For Family Context, this involved finding the level of information that would indicate to social workers where conversations with other services were required, rather than providing comprehensive enough information that would prevent such conversations happening.
We conducted rigorous testing with social workers to identify the minimum data fields from each service needed in order to provide value. By doing so, we defined a common data model. The advantage of this was that data source owners could share less information — they only provide fields to populate the model instead of complete data sets.
3. Understand the limitations of the data
See the data for what it is, and recognise that data alone is not able to present a complete picture of reality. Instead, work within the bounds of the data and ensure the data you do have is easily understood.
Key to developing the Family Context tool was ensuring that there was sufficient data quality that passed a certain threshold. We conducted thorough data quality checks and took measures to improve the quality where we could. This means social workers can have confidence in the information presented.
It was also important to us that the users interpret the data in the intended way and are aware of its limitations. To this end, we have included a clear breakdown of what information is and is not included within the tool. For the information that is included, we repeatedly tested users’ understanding of labelled data fields to refine them.

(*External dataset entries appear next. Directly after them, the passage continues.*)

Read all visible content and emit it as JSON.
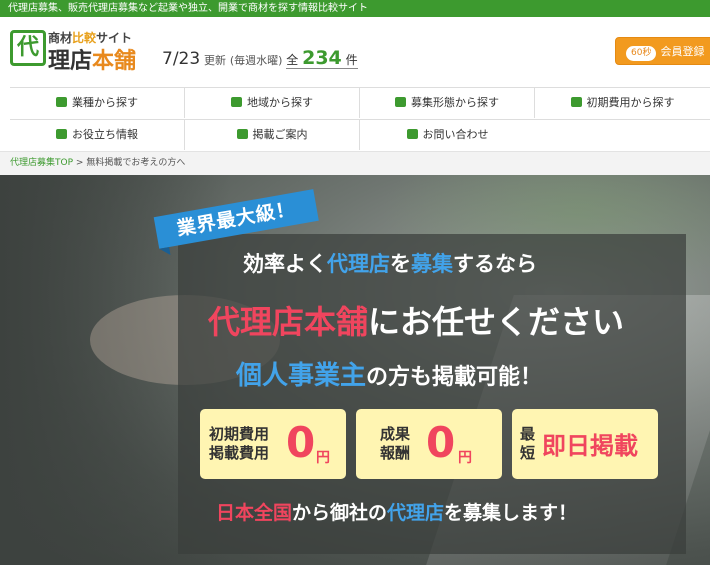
{
  "topbar": {
    "text": "代理店募集、販売代理店募集など起業や独立、開業で商材を探す情報比較サイト"
  },
  "logo": {
    "mark": "代",
    "sub_pre": "商材",
    "sub_accent": "比較",
    "sub_post": "サイト",
    "main_pre": "理店",
    "main_accent": "本舗"
  },
  "update": {
    "date": "7/23",
    "label": "更新",
    "schedule": "(毎週水曜)",
    "total_label": "全",
    "count": "234",
    "unit": "件"
  },
  "register": {
    "badge": "60秒",
    "label": "会員登録"
  },
  "nav": {
    "items": [
      {
        "label": "業種から探す",
        "icon": "briefcase-icon"
      },
      {
        "label": "地域から探す",
        "icon": "map-icon"
      },
      {
        "label": "募集形態から探す",
        "icon": "id-card-icon"
      },
      {
        "label": "初期費用から探す",
        "icon": "coins-icon"
      },
      {
        "label": "お役立ち情報",
        "icon": "book-icon"
      },
      {
        "label": "掲載ご案内",
        "icon": "bookmark-icon"
      },
      {
        "label": "お問い合わせ",
        "icon": "envelope-icon"
      }
    ]
  },
  "breadcrumb": {
    "home": "代理店募集TOP",
    "separator": ">",
    "current": "無料掲載でお考えの方へ"
  },
  "hero": {
    "ribbon": "業界最大級！",
    "line1_a": "効率よく",
    "line1_b": "代理店",
    "line1_c": "を",
    "line1_d": "募集",
    "line1_e": "するなら",
    "line2_a": "代理店本舗",
    "line2_b": "にお任せください",
    "line3_a": "個人事業主",
    "line3_b": "の方も掲載可能！",
    "card1": {
      "label1": "初期費用",
      "label2": "掲載費用",
      "zero": "0",
      "yen": "円"
    },
    "card2": {
      "label1": "成果",
      "label2": "報酬",
      "zero": "0",
      "yen": "円"
    },
    "card3": {
      "label1": "最",
      "label2": "短",
      "big": "即日掲載"
    },
    "line4_a": "日本全国",
    "line4_b": "から御社の",
    "line4_c": "代理店",
    "line4_d": "を募集します！"
  },
  "colors": {
    "brand_green": "#3d9a2f",
    "accent_orange": "#f29a1f",
    "hero_red": "#f0455e",
    "hero_blue": "#42a3ea",
    "ribbon_blue": "#2a8fd6",
    "card_yellow": "#fff5b2"
  }
}
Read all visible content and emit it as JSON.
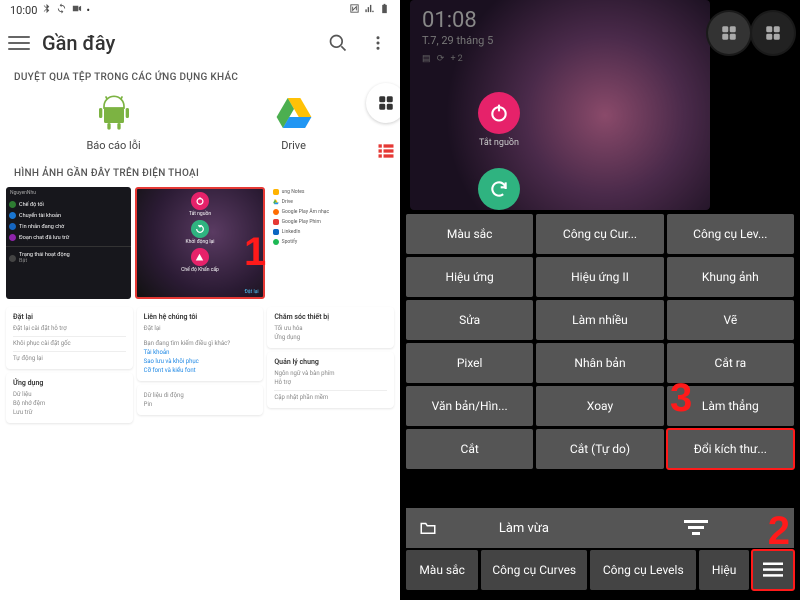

4. Work transparently with people to build trust
People should be brought into the process if they are expected to be accepting of it. As humans, we tend to trust something if we understand it, and this also applies to how data is shared.
To achieve this in practice, we conducted user research with people who had previously experienced children’s social care to capture their voice with regard to sharing data. What we heard helped to validate our work: they agreed with the principle of how their information would be shared because they recognised that that social workers “need to protect children.”
5. Work in the open and be accountable
Working in the open has many advantages, namely generating support, sharing learnings and gathering feedback. All the while, it encourages one to be accountable about ethics.
As a project, we wanted to promote all these things. Our comms strategy for informing others about our work included publishing regular progress updates on the Pipeline and speaking at conferences. We have open-sourced our work as much as possible. We hope that this will encourage new local authorities to reuse our work and help us to build a Family Context community.
This will also allow us to gather feedback on the materials that we have made available, building on the already comprehensive quality assurance process we have undergone to improve our work.
Overall, we have found that following these five principles has kept us focused on ethical considerations throughout the development of the tool.
Since completing the recent phase of the project, the Covid-19 situation has reinvigorated the debate around data sharing. Local authorities who had already invested in their data sharing capabilities are on the front foot. With others likely to follow suit, the ethical use of data is as important as ever.